Hassani used NATTEN to introduce sparsity into the Cosmos Predict 2 models, increasing sparsity from 50% to 98% across the neural network layers.

“You can get pretty good acceleration just by introducing sparsity,” he said. “We can rapidly accelerate these video and world models that, comparatively to language models, are very slow. When you type something into ChatGPT, you get the first token instantly. If you want to generate a video or image, you have to look at the screen for a few seconds or even minutes.

“You can run these models with various resolutions, aspect ratios, and frame rates. The minimum speed up we deliver is 1.7x, and the maximum has been 2.6x.”
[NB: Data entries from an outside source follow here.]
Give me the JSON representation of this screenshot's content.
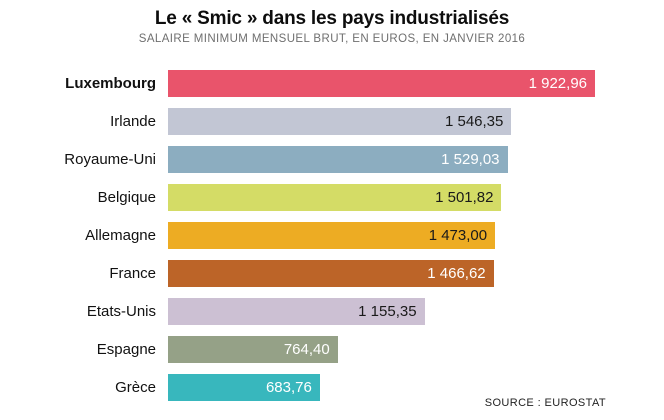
{
  "header": {
    "title": "Le « Smic » dans les pays industrialisés",
    "subtitle": "SALAIRE MINIMUM MENSUEL BRUT, EN EUROS, EN JANVIER 2016"
  },
  "footer": {
    "source": "SOURCE : EUROSTAT"
  },
  "chart_data": {
    "type": "bar",
    "orientation": "horizontal",
    "title": "Le « Smic » dans les pays industrialisés",
    "subtitle": "SALAIRE MINIMUM MENSUEL BRUT, EN EUROS, EN JANVIER 2016",
    "source": "SOURCE : EUROSTAT",
    "unit": "euros",
    "xlim": [
      0,
      1922.96
    ],
    "grid": false,
    "legend": false,
    "categories": [
      "Luxembourg",
      "Irlande",
      "Royaume-Uni",
      "Belgique",
      "Allemagne",
      "France",
      "Etats-Unis",
      "Espagne",
      "Grèce"
    ],
    "values": [
      1922.96,
      1546.35,
      1529.03,
      1501.82,
      1473.0,
      1466.62,
      1155.35,
      764.4,
      683.76
    ],
    "bars": [
      {
        "label": "Luxembourg",
        "value": 1922.96,
        "value_label": "1 922,96",
        "color": "#e9546b",
        "value_text_color": "#ffffff",
        "label_bold": true
      },
      {
        "label": "Irlande",
        "value": 1546.35,
        "value_label": "1 546,35",
        "color": "#c2c6d4",
        "value_text_color": "#1a1a1a",
        "label_bold": false
      },
      {
        "label": "Royaume-Uni",
        "value": 1529.03,
        "value_label": "1 529,03",
        "color": "#8cadc0",
        "value_text_color": "#ffffff",
        "label_bold": false
      },
      {
        "label": "Belgique",
        "value": 1501.82,
        "value_label": "1 501,82",
        "color": "#d4dc66",
        "value_text_color": "#1a1a1a",
        "label_bold": false
      },
      {
        "label": "Allemagne",
        "value": 1473.0,
        "value_label": "1 473,00",
        "color": "#edac23",
        "value_text_color": "#1a1a1a",
        "label_bold": false
      },
      {
        "label": "France",
        "value": 1466.62,
        "value_label": "1 466,62",
        "color": "#bc6428",
        "value_text_color": "#ffffff",
        "label_bold": false
      },
      {
        "label": "Etats-Unis",
        "value": 1155.35,
        "value_label": "1 155,35",
        "color": "#ccc0d3",
        "value_text_color": "#1a1a1a",
        "label_bold": false
      },
      {
        "label": "Espagne",
        "value": 764.4,
        "value_label": "764,40",
        "color": "#95a187",
        "value_text_color": "#ffffff",
        "label_bold": false
      },
      {
        "label": "Grèce",
        "value": 683.76,
        "value_label": "683,76",
        "color": "#38b7bd",
        "value_text_color": "#ffffff",
        "label_bold": false
      }
    ]
  }
}
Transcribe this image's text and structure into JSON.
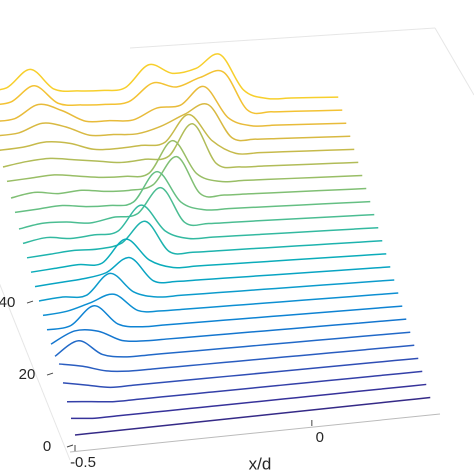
{
  "chart_data": {
    "type": "waterfall",
    "xlabel": "x/d",
    "x": [
      -0.5,
      -0.45,
      -0.4,
      -0.35,
      -0.3,
      -0.25,
      -0.2,
      -0.15,
      -0.1,
      -0.05,
      0,
      0.05,
      0.1,
      0.15,
      0.2,
      0.25
    ],
    "xlim": [
      -0.5,
      0.26
    ],
    "xticks": [
      -0.5,
      0
    ],
    "depth": [
      0,
      4,
      8,
      12,
      16,
      20,
      24,
      28,
      32,
      36,
      40,
      44,
      48,
      52,
      56,
      60,
      64,
      68,
      72,
      76,
      80,
      84,
      88,
      92
    ],
    "depthlim": [
      0,
      92
    ],
    "depthticks": [
      0,
      20,
      40
    ],
    "zlim": [
      0,
      1
    ],
    "series": [
      {
        "color": "#352a87",
        "values": [
          0,
          0,
          0,
          0,
          0,
          0,
          0,
          0,
          0,
          0,
          0,
          0,
          0,
          0,
          0,
          0
        ]
      },
      {
        "color": "#36329a",
        "values": [
          0.05,
          0,
          0,
          0,
          0,
          0,
          0,
          0,
          0,
          0,
          0,
          0,
          0,
          0,
          0,
          0
        ]
      },
      {
        "color": "#3440a8",
        "values": [
          0.1,
          0.05,
          0,
          0,
          0,
          0,
          0,
          0,
          0,
          0,
          0,
          0,
          0,
          0,
          0,
          0
        ]
      },
      {
        "color": "#2f4eb5",
        "values": [
          0.2,
          0.1,
          0,
          0,
          0,
          0,
          0,
          0,
          0,
          0,
          0,
          0,
          0,
          0,
          0,
          0
        ]
      },
      {
        "color": "#2a5dc0",
        "values": [
          0.3,
          0.2,
          0.05,
          0,
          0,
          0,
          0,
          0,
          0,
          0,
          0,
          0,
          0,
          0,
          0,
          0
        ]
      },
      {
        "color": "#2169c8",
        "values": [
          0.15,
          0.45,
          0.1,
          0,
          0,
          0,
          0,
          0,
          0,
          0,
          0,
          0,
          0,
          0,
          0,
          0
        ]
      },
      {
        "color": "#1476cf",
        "values": [
          0.1,
          0.35,
          0.3,
          0.05,
          0,
          0,
          0,
          0,
          0,
          0,
          0,
          0,
          0,
          0,
          0,
          0
        ]
      },
      {
        "color": "#0e83d3",
        "values": [
          0.1,
          0.15,
          0.55,
          0.1,
          0,
          0,
          0,
          0,
          0,
          0,
          0,
          0,
          0,
          0,
          0,
          0
        ]
      },
      {
        "color": "#0d8fd2",
        "values": [
          0.1,
          0.15,
          0.3,
          0.45,
          0.05,
          0,
          0,
          0,
          0,
          0,
          0,
          0,
          0,
          0,
          0,
          0
        ]
      },
      {
        "color": "#0c9bcc",
        "values": [
          0.1,
          0.15,
          0.15,
          0.6,
          0.15,
          0,
          0,
          0,
          0,
          0,
          0,
          0,
          0,
          0,
          0,
          0
        ]
      },
      {
        "color": "#08a4c3",
        "values": [
          0.1,
          0.15,
          0.2,
          0.3,
          0.6,
          0.05,
          0,
          0,
          0,
          0,
          0,
          0,
          0,
          0,
          0,
          0
        ]
      },
      {
        "color": "#0aacba",
        "values": [
          0.1,
          0.15,
          0.2,
          0.2,
          0.7,
          0.2,
          0,
          0,
          0,
          0,
          0,
          0,
          0,
          0,
          0,
          0
        ]
      },
      {
        "color": "#1db3ae",
        "values": [
          0.1,
          0.15,
          0.2,
          0.2,
          0.3,
          0.75,
          0.05,
          0,
          0,
          0,
          0,
          0,
          0,
          0,
          0,
          0
        ]
      },
      {
        "color": "#33b9a0",
        "values": [
          0.1,
          0.2,
          0.15,
          0.2,
          0.25,
          0.8,
          0.2,
          0,
          0,
          0,
          0,
          0,
          0,
          0,
          0,
          0
        ]
      },
      {
        "color": "#4bbd92",
        "values": [
          0.1,
          0.2,
          0.2,
          0.15,
          0.25,
          0.3,
          0.85,
          0.05,
          0,
          0,
          0,
          0,
          0,
          0,
          0,
          0
        ]
      },
      {
        "color": "#65bf83",
        "values": [
          0.15,
          0.2,
          0.25,
          0.2,
          0.2,
          0.25,
          0.9,
          0.2,
          0,
          0,
          0,
          0,
          0,
          0,
          0,
          0
        ]
      },
      {
        "color": "#80bf74",
        "values": [
          0.15,
          0.25,
          0.2,
          0.25,
          0.2,
          0.2,
          0.3,
          0.9,
          0.05,
          0,
          0,
          0,
          0,
          0,
          0,
          0
        ]
      },
      {
        "color": "#99be66",
        "values": [
          0.2,
          0.25,
          0.3,
          0.25,
          0.2,
          0.2,
          0.25,
          0.95,
          0.2,
          0,
          0,
          0,
          0,
          0,
          0,
          0
        ]
      },
      {
        "color": "#b1bc58",
        "values": [
          0.2,
          0.3,
          0.35,
          0.3,
          0.25,
          0.2,
          0.25,
          0.3,
          1,
          0.1,
          0,
          0,
          0,
          0,
          0,
          0
        ]
      },
      {
        "color": "#c6ba4b",
        "values": [
          0.25,
          0.3,
          0.4,
          0.35,
          0.2,
          0.2,
          0.25,
          0.3,
          0.9,
          0.3,
          0,
          0,
          0,
          0,
          0,
          0
        ]
      },
      {
        "color": "#d8b942",
        "values": [
          0.25,
          0.3,
          0.5,
          0.4,
          0.2,
          0.2,
          0.2,
          0.35,
          0.6,
          0.8,
          0.05,
          0,
          0,
          0,
          0,
          0
        ]
      },
      {
        "color": "#e8bb3a",
        "values": [
          0.25,
          0.3,
          0.6,
          0.45,
          0.2,
          0.2,
          0.2,
          0.45,
          0.5,
          0.9,
          0.2,
          0,
          0,
          0,
          0,
          0
        ]
      },
      {
        "color": "#f3c233",
        "values": [
          0.3,
          0.35,
          0.7,
          0.3,
          0.25,
          0.25,
          0.3,
          0.7,
          0.6,
          0.8,
          0.9,
          0.05,
          0,
          0,
          0,
          0
        ]
      },
      {
        "color": "#f7cf2c",
        "values": [
          0.3,
          0.35,
          0.75,
          0.3,
          0.25,
          0.25,
          0.3,
          0.8,
          0.6,
          0.7,
          1,
          0.2,
          0,
          0,
          0,
          0
        ]
      }
    ]
  }
}
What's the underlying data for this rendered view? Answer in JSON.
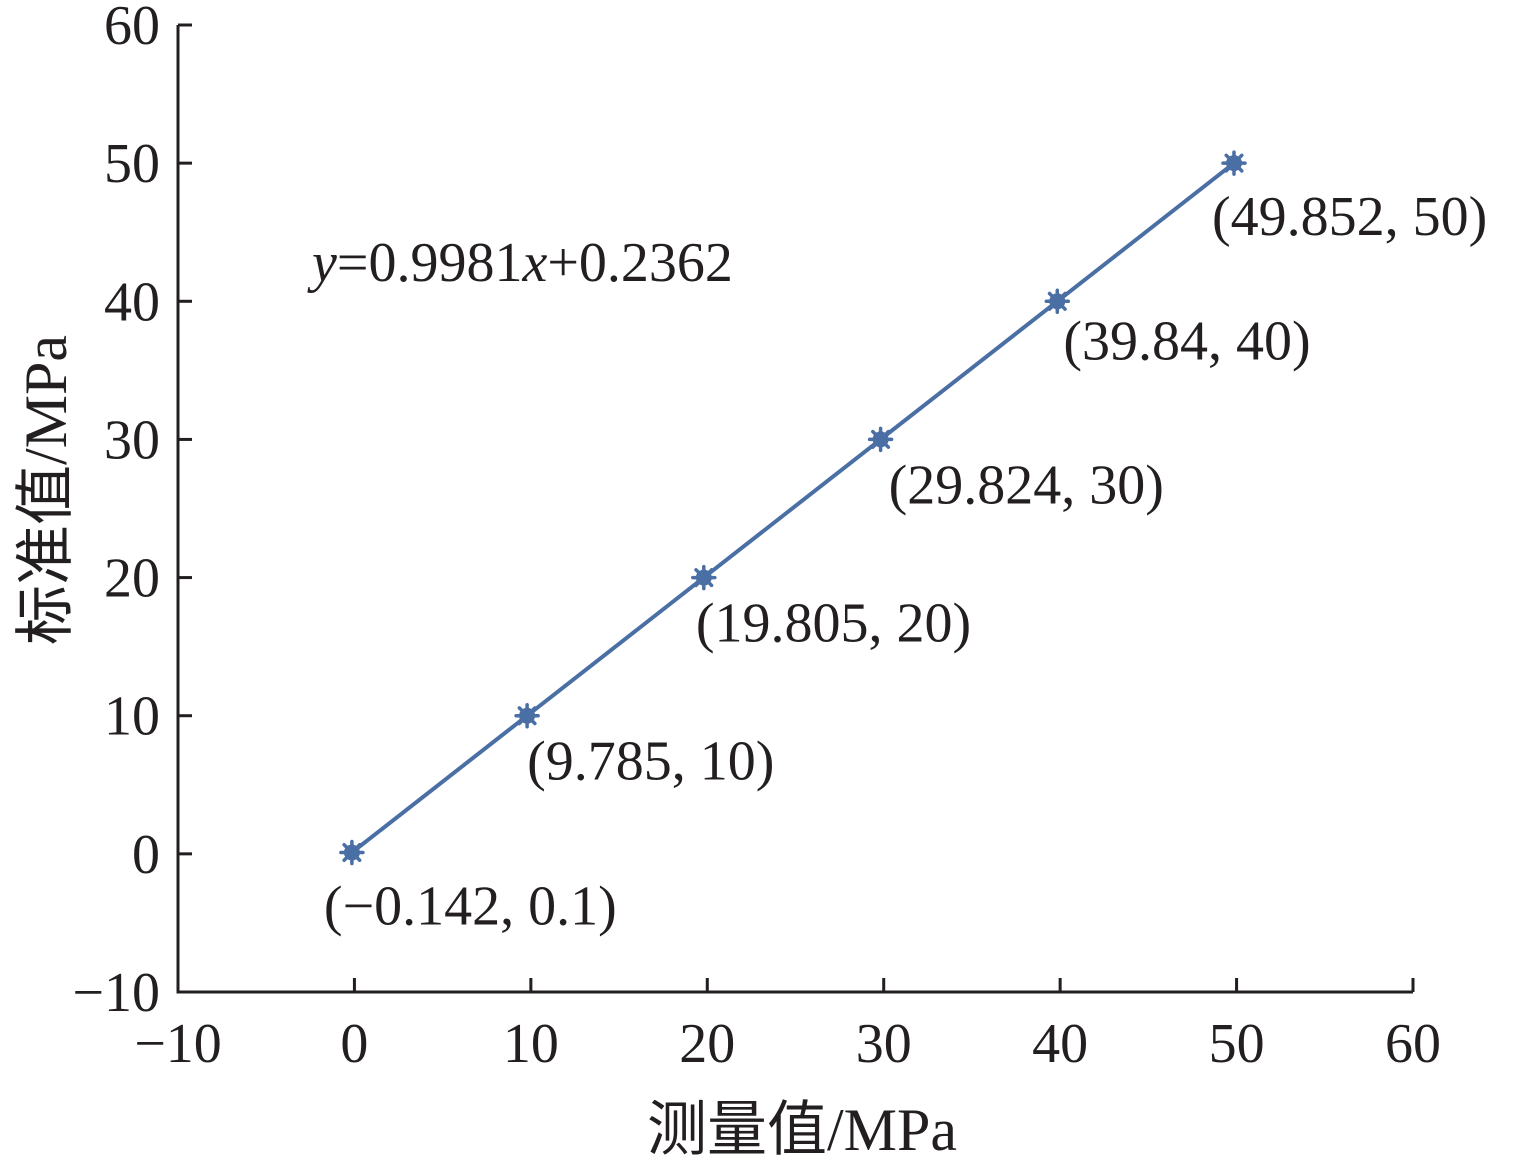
{
  "chart_data": {
    "type": "scatter",
    "title": "",
    "xlabel": "测量值/MPa",
    "ylabel": "标准值/MPa",
    "xlim": [
      -10,
      60
    ],
    "ylim": [
      -10,
      60
    ],
    "x_ticks": [
      -10,
      0,
      10,
      20,
      30,
      40,
      50,
      60
    ],
    "y_ticks": [
      -10,
      0,
      10,
      20,
      30,
      40,
      50,
      60
    ],
    "x_tick_labels": [
      "−10",
      "0",
      "10",
      "20",
      "30",
      "40",
      "50",
      "60"
    ],
    "y_tick_labels": [
      "−10",
      "0",
      "10",
      "20",
      "30",
      "40",
      "50",
      "60"
    ],
    "grid": false,
    "legend": "none",
    "series": [
      {
        "x": [
          -0.142,
          9.785,
          19.805,
          29.824,
          39.84,
          49.852
        ],
        "y": [
          0.1,
          10,
          20,
          30,
          40,
          50
        ],
        "color": "#4a6fa5",
        "marker": "asterisk",
        "connected": true,
        "point_labels": [
          "(−0.142, 0.1)",
          "(9.785, 10)",
          "(19.805, 20)",
          "(29.824, 30)",
          "(39.84, 40)",
          "(49.852, 50)"
        ]
      }
    ],
    "annotations": [
      {
        "parts": [
          {
            "text": "y",
            "italic": true
          },
          {
            "text": "=0.9981",
            "italic": false
          },
          {
            "text": "x",
            "italic": true
          },
          {
            "text": "+0.2362",
            "italic": false
          }
        ]
      }
    ]
  }
}
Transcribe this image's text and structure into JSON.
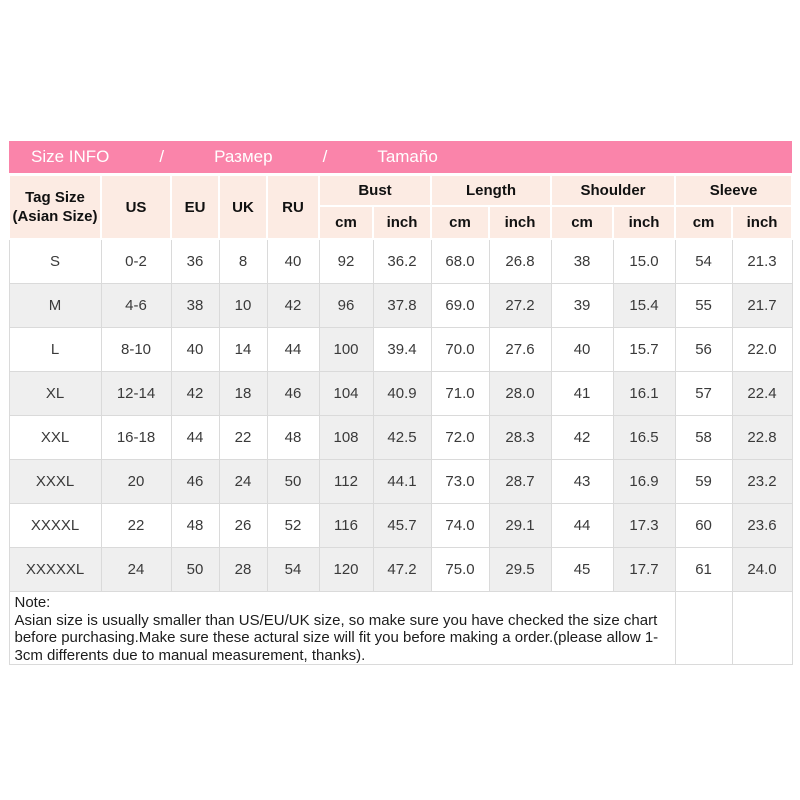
{
  "banner": {
    "segments": [
      "Size INFO",
      "/",
      "Размер",
      "/",
      "Tamaño"
    ]
  },
  "header": {
    "tag_line1": "Tag Size",
    "tag_line2": "(Asian Size)",
    "basic_cols": [
      "US",
      "EU",
      "UK",
      "RU"
    ],
    "groups": [
      "Bust",
      "Length",
      "Shoulder",
      "Sleeve"
    ],
    "unit_cm": "cm",
    "unit_inch": "inch"
  },
  "chart_data": {
    "type": "table",
    "title": "Size INFO / Размер / Tamaño",
    "columns": [
      "Tag Size (Asian Size)",
      "US",
      "EU",
      "UK",
      "RU",
      "Bust cm",
      "Bust inch",
      "Length cm",
      "Length inch",
      "Shoulder cm",
      "Shoulder inch",
      "Sleeve cm",
      "Sleeve inch"
    ],
    "rows": [
      [
        "S",
        "0-2",
        "36",
        "8",
        "40",
        "92",
        "36.2",
        "68.0",
        "26.8",
        "38",
        "15.0",
        "54",
        "21.3"
      ],
      [
        "M",
        "4-6",
        "38",
        "10",
        "42",
        "96",
        "37.8",
        "69.0",
        "27.2",
        "39",
        "15.4",
        "55",
        "21.7"
      ],
      [
        "L",
        "8-10",
        "40",
        "14",
        "44",
        "100",
        "39.4",
        "70.0",
        "27.6",
        "40",
        "15.7",
        "56",
        "22.0"
      ],
      [
        "XL",
        "12-14",
        "42",
        "18",
        "46",
        "104",
        "40.9",
        "71.0",
        "28.0",
        "41",
        "16.1",
        "57",
        "22.4"
      ],
      [
        "XXL",
        "16-18",
        "44",
        "22",
        "48",
        "108",
        "42.5",
        "72.0",
        "28.3",
        "42",
        "16.5",
        "58",
        "22.8"
      ],
      [
        "XXXL",
        "20",
        "46",
        "24",
        "50",
        "112",
        "44.1",
        "73.0",
        "28.7",
        "43",
        "16.9",
        "59",
        "23.2"
      ],
      [
        "XXXXL",
        "22",
        "48",
        "26",
        "52",
        "116",
        "45.7",
        "74.0",
        "29.1",
        "44",
        "17.3",
        "60",
        "23.6"
      ],
      [
        "XXXXXL",
        "24",
        "50",
        "28",
        "54",
        "120",
        "47.2",
        "75.0",
        "29.5",
        "45",
        "17.7",
        "61",
        "24.0"
      ]
    ]
  },
  "note": {
    "title": "Note:",
    "body": "Asian size is usually smaller than US/EU/UK size, so make sure you have checked the size chart before purchasing.Make sure these actural size will fit you before making a order.(please allow 1-3cm differents due to manual measurement, thanks)."
  },
  "colors": {
    "banner_pink": "#fa84aa",
    "header_pink": "#fcebe3",
    "stripe_gray": "#efefef",
    "border_gray": "#dadada"
  }
}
When WFMs generate predictive images and videos, they process every pixel from each input image. Then, they produce tens of thousands of probability outcomes for how each pixel might interact with others.

Hassani said NATTEN simplifies this process.

“The model can look at the probability of them interacting regardless of where those tokens are,” he said. “Those tokens could be 100 frames apart, and they’ll still interact. Neighborhood attention allows us to localize that. You don’t need to go back through all the frames, and it’s up to the person designing the model architecture to determine how much you want to localize it.”

Nvidia used NATTEN to fine-tune its prediction model, Cosmos Predict, and the company introduced the second version of the model, Cosmos Predict-2, in June.

“Someone building neural network architecture for Nvidia or another company can build this in, and it will run more efficiently,” Hassani said.

“It’s designed to benefit any neural network with compute-heavy attention.”